Kasus ini menjadi sorotan karena melibatkan anak-anak dalam jumlah signifikan, termasuk sebagai pelaku pembakaran dan penjarahan di Gedung Negara Grahadi.
Kepala Bidang Humas Polda Jatim, Komisaris Besar Polisi Jules Abraham Abast, menjelaskan bahwa penyidik menemukan indikasi adanya pihak tertentu yang sengaja mengarahkan kerusuhan.
“Yang kami temukan dari hasil penyidikan memang ada dugaan, sekali lagi saya ulangi ada dugaan, upaya-upaya oleh kelompok yang berusaha untuk menciptakan kerusuhan,” ujarnya pada Jumat (5/9/2025).
Dari total 42 tersangka, sembilan ditangani langsung oleh Polda Jatim. Mereka terdiri atas satu orang dewasa dan delapan anak-anak.
Kelompok ini diduga merencanakan aksi dengan membuat bom molotov yang kemudian dilemparkan ke sisi barat Gedung Negara Grahadi hingga menimbulkan kebakaran.

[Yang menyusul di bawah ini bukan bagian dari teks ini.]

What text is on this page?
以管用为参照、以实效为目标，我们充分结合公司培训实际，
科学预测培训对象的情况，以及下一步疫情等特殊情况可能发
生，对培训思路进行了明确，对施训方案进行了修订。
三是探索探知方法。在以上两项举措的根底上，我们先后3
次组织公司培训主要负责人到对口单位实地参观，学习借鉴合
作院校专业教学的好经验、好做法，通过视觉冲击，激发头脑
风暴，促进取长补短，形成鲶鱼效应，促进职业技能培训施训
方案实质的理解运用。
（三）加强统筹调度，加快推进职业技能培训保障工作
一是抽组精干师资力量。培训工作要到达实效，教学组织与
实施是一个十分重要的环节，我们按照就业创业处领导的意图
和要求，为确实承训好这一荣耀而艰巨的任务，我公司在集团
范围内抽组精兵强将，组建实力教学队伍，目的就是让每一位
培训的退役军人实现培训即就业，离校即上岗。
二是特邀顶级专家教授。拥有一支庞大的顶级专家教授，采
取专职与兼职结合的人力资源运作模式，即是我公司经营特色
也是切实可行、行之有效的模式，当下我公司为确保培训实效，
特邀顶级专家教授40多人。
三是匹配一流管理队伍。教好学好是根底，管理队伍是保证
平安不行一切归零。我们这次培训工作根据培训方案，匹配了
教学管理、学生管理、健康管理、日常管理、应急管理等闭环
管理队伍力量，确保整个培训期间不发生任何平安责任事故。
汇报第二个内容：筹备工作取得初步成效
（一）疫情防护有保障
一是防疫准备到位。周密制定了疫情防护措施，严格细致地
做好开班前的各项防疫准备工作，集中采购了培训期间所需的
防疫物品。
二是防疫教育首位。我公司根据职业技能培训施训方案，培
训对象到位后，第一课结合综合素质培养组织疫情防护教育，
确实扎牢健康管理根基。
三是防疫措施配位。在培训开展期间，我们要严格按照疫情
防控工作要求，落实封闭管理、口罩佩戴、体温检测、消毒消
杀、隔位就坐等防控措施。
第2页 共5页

Sementara itu, Polrestabes Surabaya menetapkan 33 tersangka lainnya. Enam di antaranya adalah anak-anak yang ikut dalam pembakaran serta penjarahan di Gedung Negara Grahadi, kantor Kepolisian Sektor Tegalsari, 29 pos polisi, dan sejumlah fasilitas umum di pusat kota.

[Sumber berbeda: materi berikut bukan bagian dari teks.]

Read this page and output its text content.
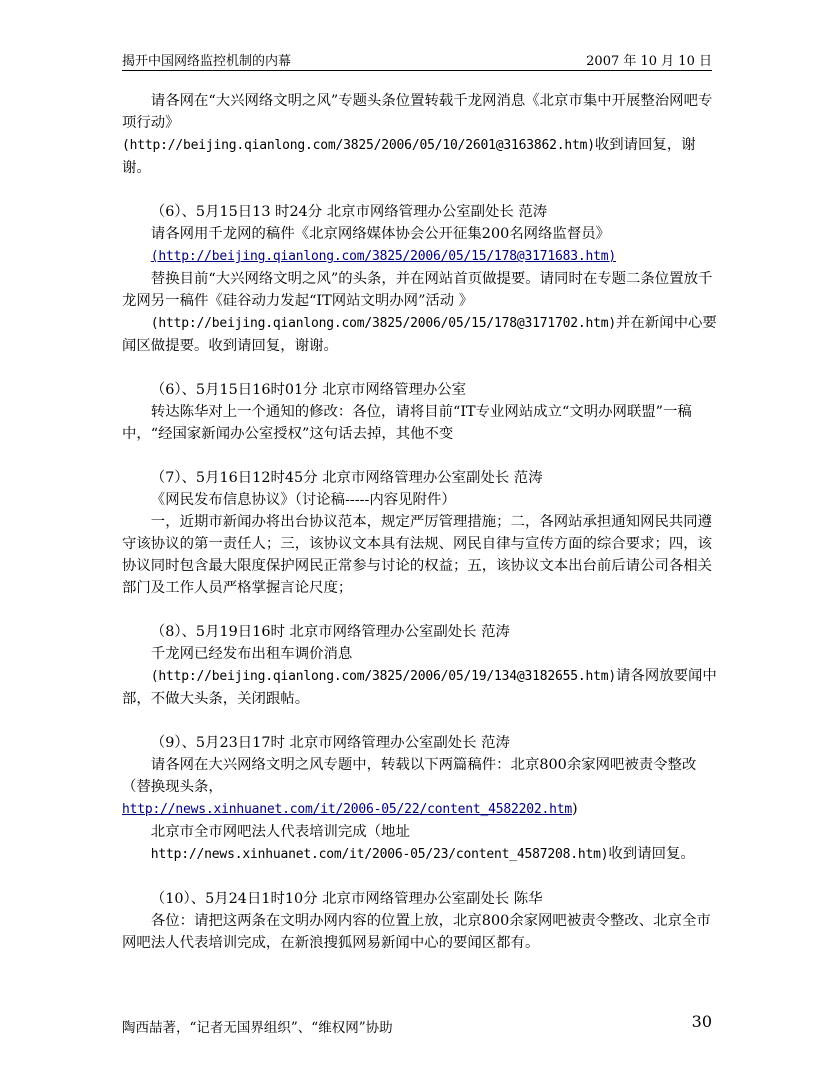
揭开中国网络监控机制的内幕	2007 年 10 月 10 日

请各网在“大兴网络文明之风”专题头条位置转载千龙网消息《北京市集中开展整治网吧专项行动》

(http://beijing.qianlong.com/3825/2006/05/10/2601@3163862.htm)收到请回复，谢谢。

（6）、5月15日13 时24分 北京市网络管理办公室副处长 范涛

请各网用千龙网的稿件《北京网络媒体协会公开征集200名网络监督员》

(http://beijing.qianlong.com/3825/2006/05/15/178@3171683.htm)

替换目前“大兴网络文明之风”的头条，并在网站首页做提要。请同时在专题二条位置放千龙网另一稿件《硅谷动力发起“IT网站文明办网”活动 》

(http://beijing.qianlong.com/3825/2006/05/15/178@3171702.htm)并在新闻中心要闻区做提要。收到请回复，谢谢。

（6）、5月15日16时01分 北京市网络管理办公室

转达陈华对上一个通知的修改：各位，请将目前“IT专业网站成立“文明办网联盟”一稿中，“经国家新闻办公室授权”这句话去掉，其他不变

（7）、5月16日12时45分 北京市网络管理办公室副处长 范涛

《网民发布信息协议》（讨论稿-----内容见附件）

一，近期市新闻办将出台协议范本，规定严厉管理措施；二，各网站承担通知网民共同遵守该协议的第一责任人；三，该协议文本具有法规、网民自律与宣传方面的综合要求；四，该协议同时包含最大限度保护网民正常参与讨论的权益；五，该协议文本出台前后请公司各相关部门及工作人员严格掌握言论尺度；

（8）、5月19日16时 北京市网络管理办公室副处长 范涛

千龙网已经发布出租车调价消息

(http://beijing.qianlong.com/3825/2006/05/19/134@3182655.htm)请各网放要闻中部，不做大头条，关闭跟帖。

（9）、5月23日17时 北京市网络管理办公室副处长 范涛

请各网在大兴网络文明之风专题中，转载以下两篇稿件：北京800余家网吧被责令整改 （替换现头条，

http://news.xinhuanet.com/it/2006-05/22/content_4582202.htm)

北京市全市网吧法人代表培训完成（地址

http://news.xinhuanet.com/it/2006-05/23/content_4587208.htm)收到请回复。

（10）、5月24日1时10分 北京市网络管理办公室副处长 陈华

各位：请把这两条在文明办网内容的位置上放，北京800余家网吧被责令整改、北京全市网吧法人代表培训完成，在新浪搜狐网易新闻中心的要闻区都有。

陶西喆著，“记者无国界组织”、“维权网”协助	30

Polisi mencatat, sepanjang kerusuhan berlangsung, sebanyak 315 orang sempat diamankan. Dari jumlah tersebut, hampir setengahnya merupakan anak-anak.
Fakta ini memunculkan keprihatinan mendalam, sekaligus menimbulkan pertanyaan mengenai siapa yang mengarahkan mereka untuk terlibat dalam tindakan anarkis.

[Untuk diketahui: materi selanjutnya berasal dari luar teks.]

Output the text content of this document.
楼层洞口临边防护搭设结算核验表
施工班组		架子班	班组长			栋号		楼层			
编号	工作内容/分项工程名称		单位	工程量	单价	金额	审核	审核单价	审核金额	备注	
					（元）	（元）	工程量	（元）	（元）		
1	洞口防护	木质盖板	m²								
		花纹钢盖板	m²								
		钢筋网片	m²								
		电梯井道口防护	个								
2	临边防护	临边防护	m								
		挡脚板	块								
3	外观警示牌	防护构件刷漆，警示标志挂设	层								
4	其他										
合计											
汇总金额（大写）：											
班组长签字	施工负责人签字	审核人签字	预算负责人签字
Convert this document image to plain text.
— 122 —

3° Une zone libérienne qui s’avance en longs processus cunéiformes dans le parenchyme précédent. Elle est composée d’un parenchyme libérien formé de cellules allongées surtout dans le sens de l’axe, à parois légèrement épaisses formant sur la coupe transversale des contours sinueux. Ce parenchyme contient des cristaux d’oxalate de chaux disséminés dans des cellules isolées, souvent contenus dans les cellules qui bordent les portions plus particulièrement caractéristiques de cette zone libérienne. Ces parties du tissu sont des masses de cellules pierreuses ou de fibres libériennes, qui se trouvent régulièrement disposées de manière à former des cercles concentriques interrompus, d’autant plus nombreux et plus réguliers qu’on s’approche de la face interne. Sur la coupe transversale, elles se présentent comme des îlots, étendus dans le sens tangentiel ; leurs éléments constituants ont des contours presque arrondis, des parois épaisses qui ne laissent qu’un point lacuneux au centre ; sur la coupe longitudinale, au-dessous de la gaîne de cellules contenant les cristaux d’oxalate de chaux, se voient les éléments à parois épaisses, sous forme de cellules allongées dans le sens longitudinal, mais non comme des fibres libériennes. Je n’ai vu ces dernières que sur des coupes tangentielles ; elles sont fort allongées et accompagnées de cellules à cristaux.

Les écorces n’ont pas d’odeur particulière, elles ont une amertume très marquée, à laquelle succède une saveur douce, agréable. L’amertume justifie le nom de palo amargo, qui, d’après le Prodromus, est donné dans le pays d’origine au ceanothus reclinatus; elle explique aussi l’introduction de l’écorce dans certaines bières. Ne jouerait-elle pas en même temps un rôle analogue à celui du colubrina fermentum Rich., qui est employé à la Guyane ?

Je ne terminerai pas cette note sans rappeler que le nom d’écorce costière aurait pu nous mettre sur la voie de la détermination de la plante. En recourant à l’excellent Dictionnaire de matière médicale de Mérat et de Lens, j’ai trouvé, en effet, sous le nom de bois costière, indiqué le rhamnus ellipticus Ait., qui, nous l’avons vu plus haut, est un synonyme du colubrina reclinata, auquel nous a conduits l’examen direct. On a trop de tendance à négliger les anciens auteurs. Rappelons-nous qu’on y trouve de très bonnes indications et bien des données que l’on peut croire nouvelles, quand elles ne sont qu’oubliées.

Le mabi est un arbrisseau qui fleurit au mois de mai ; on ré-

Kombes Pol Abast menegaskan bahwa pihak kepolisian masih terus menelusuri aktor intelektual di balik peristiwa tersebut.
Ia menekankan pentingnya membedakan antara pengunjuk rasa yang menyampaikan aspirasi secara sah dengan kelompok yang memang berniat menciptakan kekacauan.
“Kelompok-kelompok ini makanya harus dibedakan dari pengunjuk rasa yang menyampaikan secara benar aspirasinya,” kata Abast.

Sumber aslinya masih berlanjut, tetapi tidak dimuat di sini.